Segundo Humberto Tommasi, advogado e diretor do Instituto Nacional de Ensino Jurídico Avançado (Ineja), é importante que o INSS volte a ter a mesma postura do passado. Enquanto isso não acontece, o advogado afirma que o segurado precisa se abastecer de exames. “Um dos principais motivos que leva o perito a negar o benefício é a precariedade dos exames. É importante que o segurado apresente a maior quantidade possível de laudos médicos, de clínicas particulares ou não. Isso agiliza o trabalho dos peritos e diminui a possibilidade de o benefício ser negado.”
Conheça seus direitos
Saiba mais sobre o auxílio-doença e quem procurar caso você se sinta prejudicado:
O que é
– É o beneficio concedido ao segurado impedido de trabalhar por mais de 15 dias consecutivos por causa de doença ou acidente.
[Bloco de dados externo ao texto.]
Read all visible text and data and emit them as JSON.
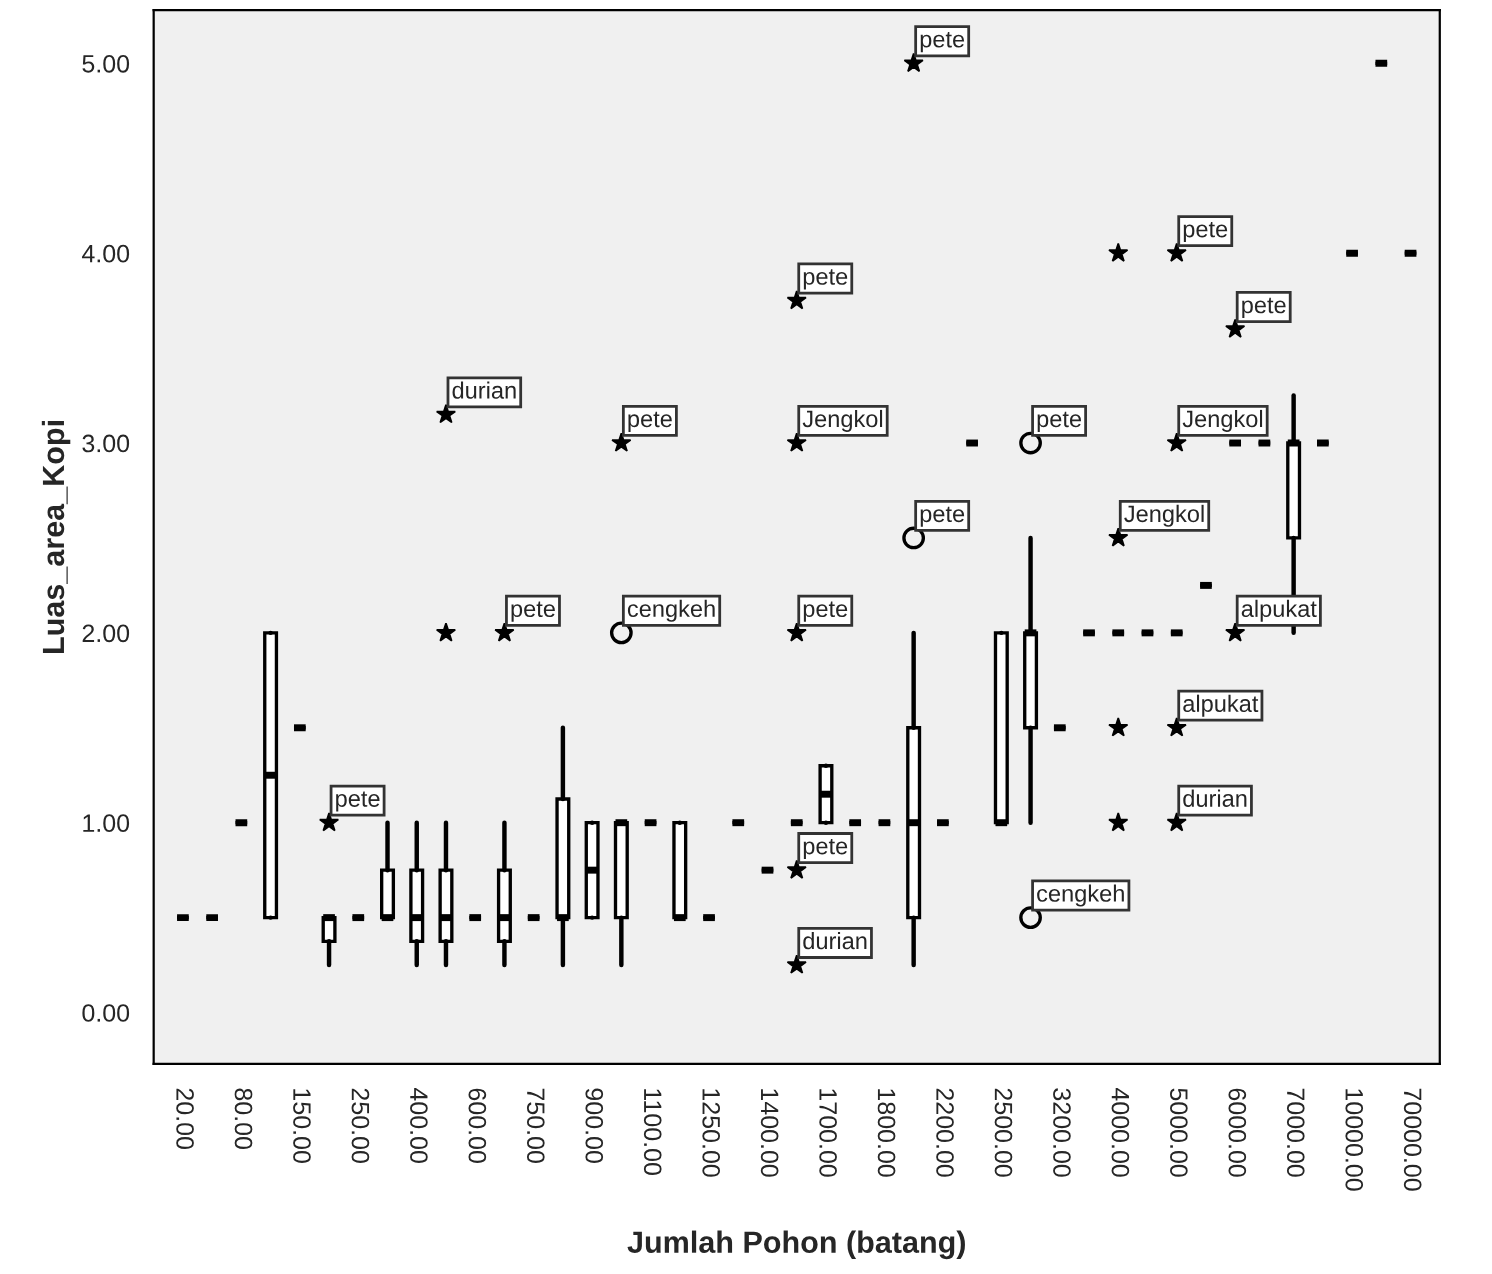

Para ter direito, o trabalhador tem de contribuir para a Previdência Social por, no mínimo, 12 meses. Para concessão de auxílio-doença é necessária a comprovação da incapacidade em exame realizado pela perícia médica da Previdência Social. O auxílio-doença deixa de ser pago quando o segurado recupera a capacidade e retorna ao trabalho ou quando o benefício se transforma em aposentadoria por invalidez.
Como entrar com a ação
– Quem se sentir prejudicado pode entrar com um processo. Para isso, deve procurar um advogado ou buscar uma das seguintes alternativas:
– Defensoria Pública da União no Paraná: atendimento apenas para pessoas que ganham até dez salários mínimos. Fica na Rua Voluntários da Pátria, 546, no Centro de Curitiba. Telefone (41) 3232-9797.
– Juizado Especial Federal Previdenciário: o atendimento é irrestrito. Fica na Rua Voluntários da Pátria, 532, no Centro da capital. Telefone: (41) 3219-7500.
Onde denunciar
– No Ministério Público Federal é possível fazer uma representação.
O segurado pode fazer a queixa pessoalmente (na Rua Marechal Deodoro, 933, no Centro de Curitiba) ou pela internet (no site www.prpr.mpf.gov.br, no ícone Fale Conosco).